Dive Brief:
- Pedernales Electric Cooperative (PEC), one of the largest U.S. electric cooperatives, has contracted with Renewable Energy Systems subsidiary RES Distributed to build up to 15 MW of distributed community solar installations, PV Magazine reports.
- The contractor will provide engineering, procurement, and construction services for 15 arrays of 998 kW each at sites owned by cooperative members. PEC will purchase the solar output through power purchase agreements and resell it to individual residential and business customer-members.
- PEC serves the West Texas region around Austin and has approximately 200,000 members. In 2015, 900 member-customers had rooftop solar. The community arrays will allow those who can’t or don’t want to have panels on their homes or businesses access solar energy.
Dive Insight:
U.S. member-owned electric cooperatives serve about 42 million consumers, or about 12% of the total customer base.

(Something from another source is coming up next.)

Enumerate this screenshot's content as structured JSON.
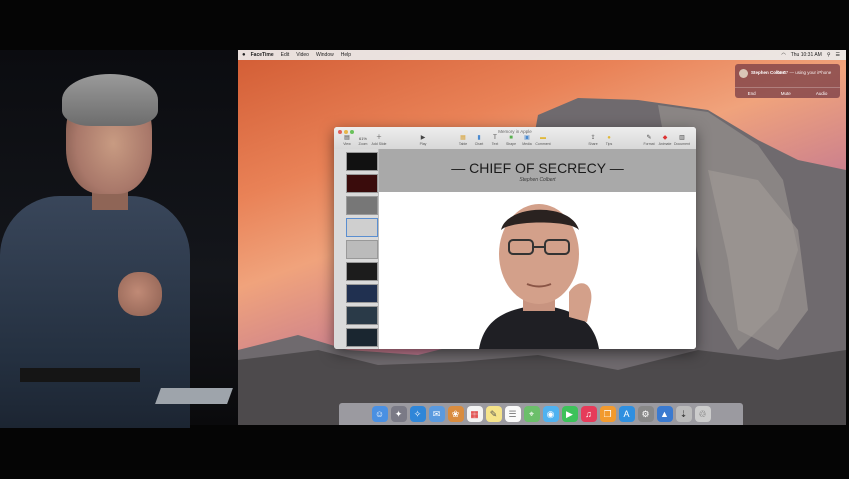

Even so, they administer 69% of the nation's community solar programs, according to a recent report from Deloitte.
Being smaller, less bureaucratic organizations, they reacted faster than their investor-owned counterparts to the emerging shared renewables market opportunity over the past few years, according to the report.
Co-op projects tend to be smaller than those from IOUs or munis, at around 350 kW. But they are growing, and the average size of planned projects is 747 kW. Each one of PEC's 15 arrays would be larger than that, clocking in at nearly a MW.
The growth ceiling for community solar programs appears to be quite high. According to a report from the National Renewable Energy Laboratory, 49% of households and 48% of businesses are currently unable to host a PV system.
“By opening the market to these customers, shared solar could represent 32% to 49% of the distributed PV market in 2020, thereby leading to cumulative PV deployment growth in 2015 to 2020 of 5.5 GW to 11.0 GW, and representing $8.2–$16.3 billion of cumulative investment,” NREL estimated.